A new partnership facilitates the onboarding of Secure Remote Access capabilities and new avenues of OT intelligence info.
The increasing connectivity between IT and Operational Technology systems has broadened the attack surface of critical physical processes and systems. That is why corporate members of the Global Resilience Foundation (GRF) and its Operational Technology Information Sharing and Analysis Center (OT-ISAC) are acutely aware of the importance of securing their operational technology environments.
GRF is a hub for sharing communities to protect industries and critical infrastructure through operational cross-sector sharing of cyber threat information and physical security risks. It offers member communities numerous benefits, including discounts on vendor tools and training, along with access to GRF’s automated, cross-industry, multidirectional data sharing program allowing for the real-time distribution and consumption of threat information.

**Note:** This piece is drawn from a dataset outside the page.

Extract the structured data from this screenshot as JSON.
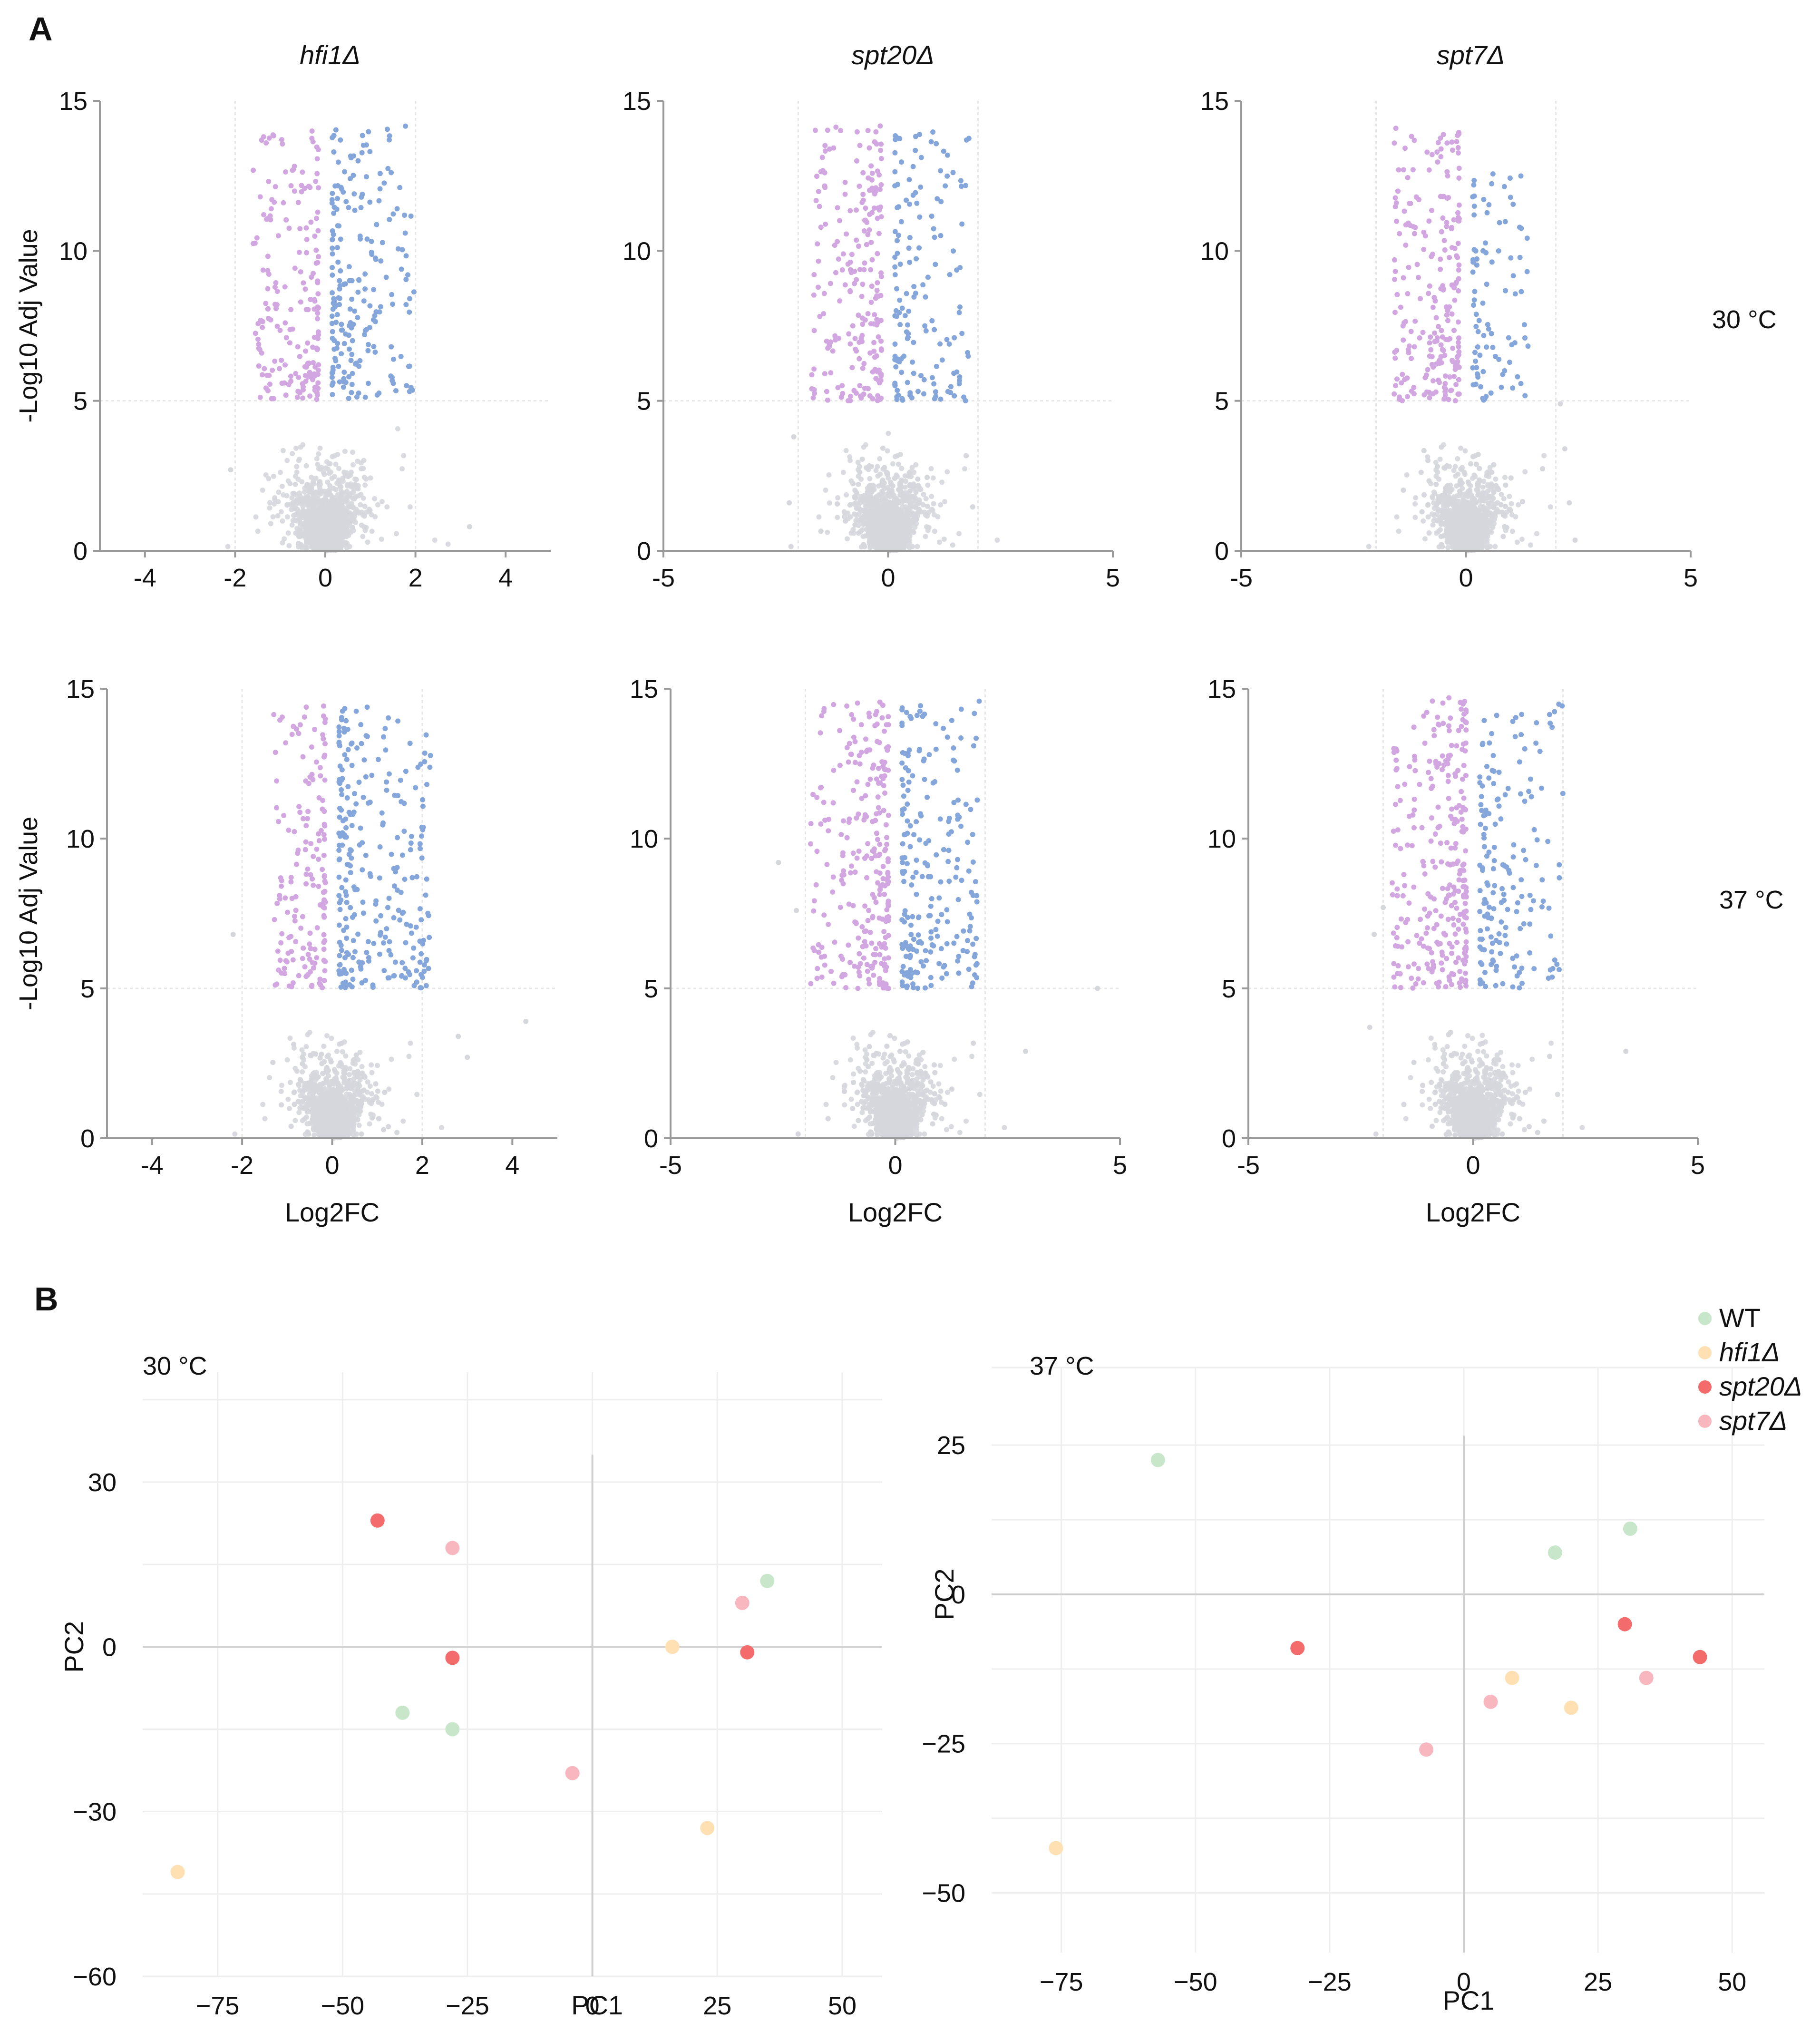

In its ongoing mission to provide members with access to original threat research, best practices, and strategic content to converge IT with OT, the GRF has found a new partner—Claroty, a specialist in industrial cybersecurity.
Under the partnership arrangement, Claroty will share security information with OT-ISAC and other GRF-affiliated ISACs that leverage operational technology.
Said Mark Orsi, President of GRF: “We are pleased to work with Claroty, our first OT- focused security partner, to help advance security for critical infrastructure sharing communities.”
According to Orsi, Claroty improves the availability, safety, and reliability of OT assets and networks within industrial enterprises and critical infrastructure. The Claroty Platform provides comprehensive OT asset and network visibility, segmentation, vulnerability management, threat detection, risk assessment, and Secure Remote Access capabilities (SRA)—all within a single, agentless solution.
Unique to Claroty, SRA provides a single, secure, and clientless interface through which all external users connect prior to performing software upgrades, periodic maintenance, and other support activities on assets within OT networks. This is all enriched by the company’s OT security research department.
Said Dave Weinstein, Claroty’s Chief Security Officer: “Information sharing is a critical tool for empowering OT cyber defenders, and partnerships like ours with the GRF are a trusted, collaborative, and efficient way to help organizations get the guidance they need to better secure their OT environments. Claroty possesses a privileged perspective of the OT threat landscape, and we are very much looking forward to sharing it with GRF and its members across multiple sectors to bolster their collective cybersecurity for both OT and IT infrastructure.”